Your argument based on ’empty calories’ opens up the question of the poor being empowered through knowledge to help themselves. Waving arms about ’empty calories’ avoids the very real problems stemming from ignorance underlying this issue.
Andy Jones says:
March 26, 2011 at 8:06 pm
“I would like to hear argument that endless growth in population can be endlessly provided for.”
This is a complete ‘straw-man’ statement. Humans, just like any other living thing in the biosphere, expand until the limit of available resources are reached. I think the real question should be “How will future technological developments effect world climax population?”. We need the equivalent of computings Moore’s Law, which shows as a rule of thumb that processing power doubles every 18 months.
This is the main reason why ‘peak oil’ or ‘peak coal’ or ‘peak’ anything never has the expected impact. As history shows, advances in technology simply makes the impact of these peaks on population irrelevant – fusion, thorium, methane clanthrides anyone???
Dave says:
March 26, 2011 at 9:22 pm
Andy Jones>
“If I understand your point correctly, it’s that at some point there is a maximum limit to the population the planet can support, and I don’t think anyone would disagree with that. I can’t speak for the others, but personally I don’t worry about that point arriving for a couple of reasons. In the first place, it’s a very long way off, if at all. We could have a population of a trillion at least, if we were willing to make that a priority.”

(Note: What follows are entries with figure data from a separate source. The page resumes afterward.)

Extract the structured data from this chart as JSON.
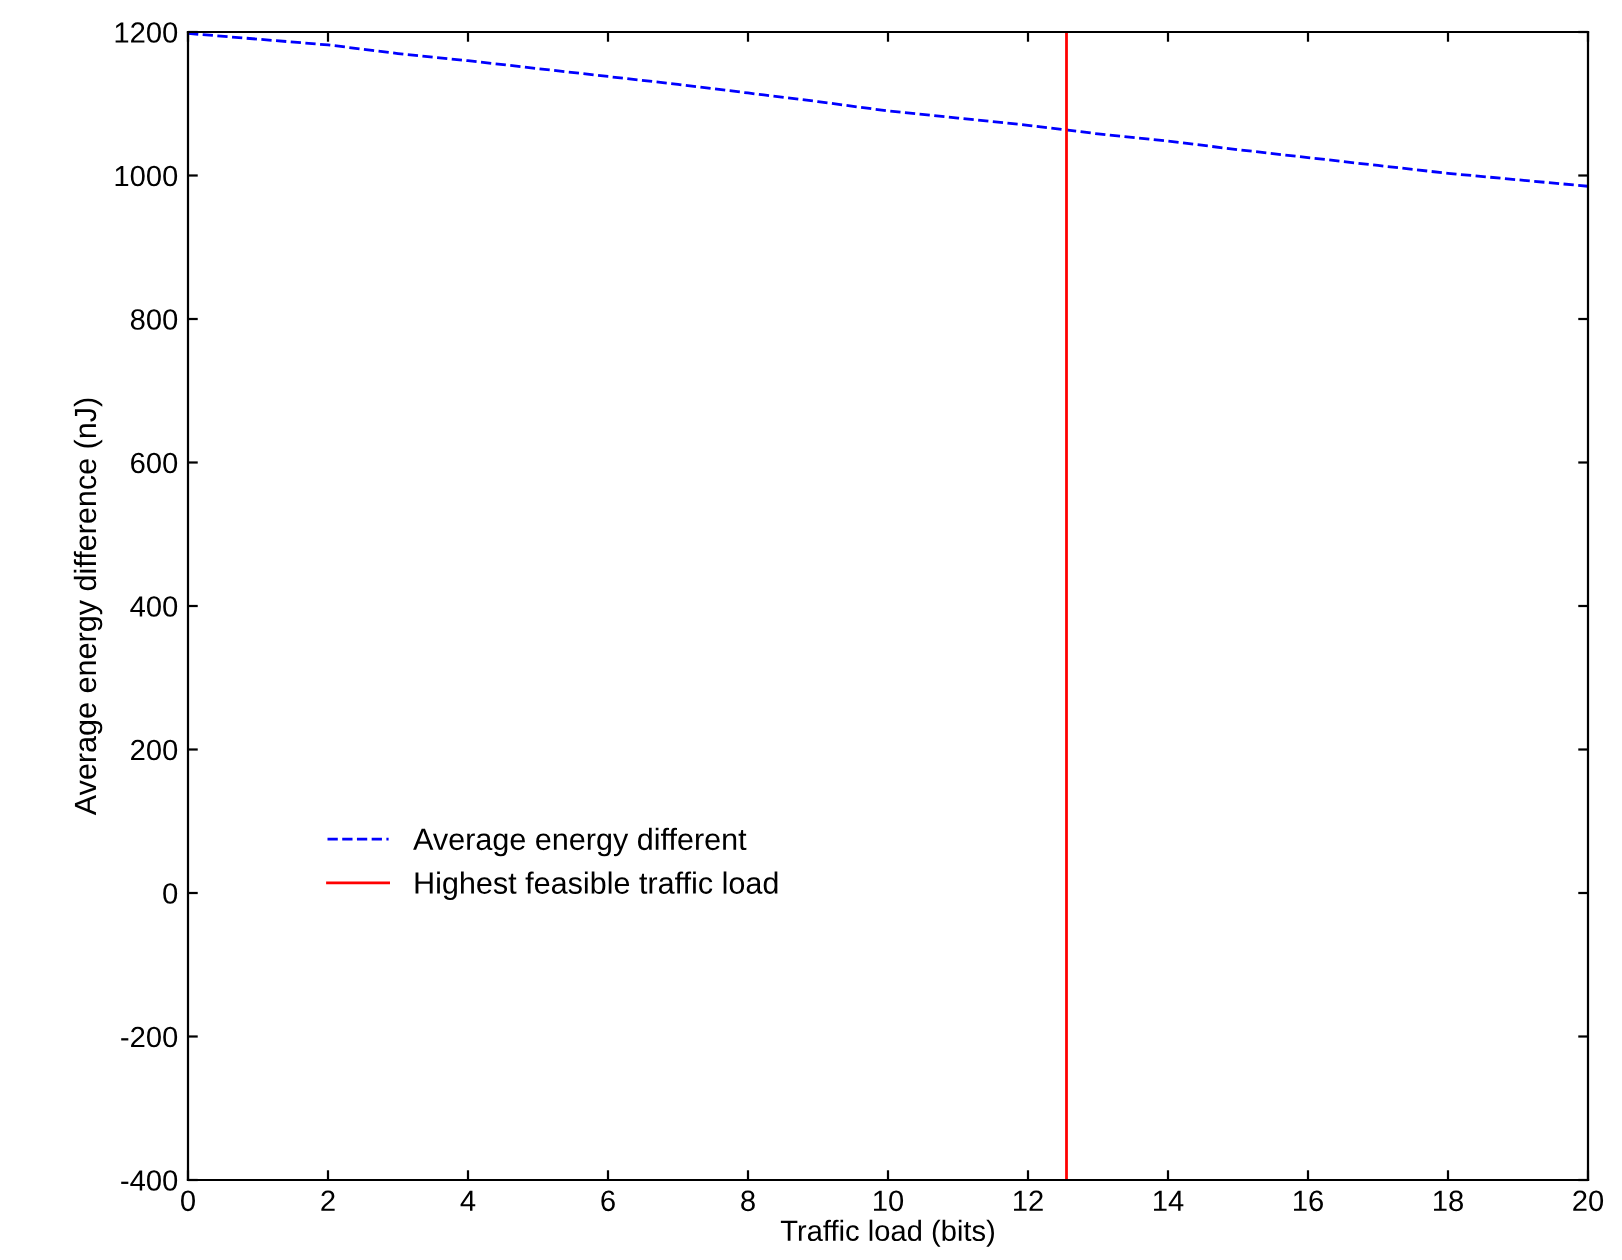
{
  "chart_data": {
    "type": "line",
    "xlabel": "Traffic load (bits)",
    "ylabel": "Average energy difference (nJ)",
    "series": [
      {
        "name": "Average energy different",
        "color": "#0000ff",
        "line_style": "dashed",
        "x": [
          0,
          1,
          2,
          3,
          4,
          5,
          6,
          7,
          8,
          9,
          10,
          11,
          12,
          13,
          14,
          15,
          16,
          17,
          18,
          19,
          20
        ],
        "values": [
          1198,
          1190,
          1182,
          1170,
          1160,
          1149,
          1138,
          1127,
          1115,
          1103,
          1090,
          1080,
          1070,
          1058,
          1048,
          1036,
          1025,
          1014,
          1003,
          994,
          985
        ]
      },
      {
        "name": "Highest feasible traffic load",
        "color": "#ff0000",
        "line_style": "solid",
        "x": [
          12.55,
          12.55
        ],
        "values": [
          -400,
          1200
        ]
      }
    ],
    "xlim": [
      0,
      20
    ],
    "ylim": [
      -400,
      1200
    ],
    "xticks": [
      0,
      2,
      4,
      6,
      8,
      10,
      12,
      14,
      16,
      18,
      20
    ],
    "yticks": [
      -400,
      -200,
      0,
      200,
      400,
      600,
      800,
      1000,
      1200
    ],
    "grid": false,
    "legend": "bottom left"
  }
}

Dave and Andy, I think you would be interested to know that 90 bn people could get into Lake Superior and tread water, each with a square metre of space. Gives some perspective on the population issue doesn’t it?
Thomas: your
Les johnson, production may respond to prices, but prices have been up without an increase in supply the last couple of years:
Exactly as predicted by economic theory. Increased demand + constant or down supply = higher prices. In a year or two, you will see higher production, chasing the price increases.
Commodities like food and oil, are a 1 to 2 year lagging indicator.
Olen: your
The question is when will the 7 billion people in the world become 14 billion and more?
Answer: Never. Most population studies shows population peaking around 2050 at 9 to 10 billion, then slowly declining.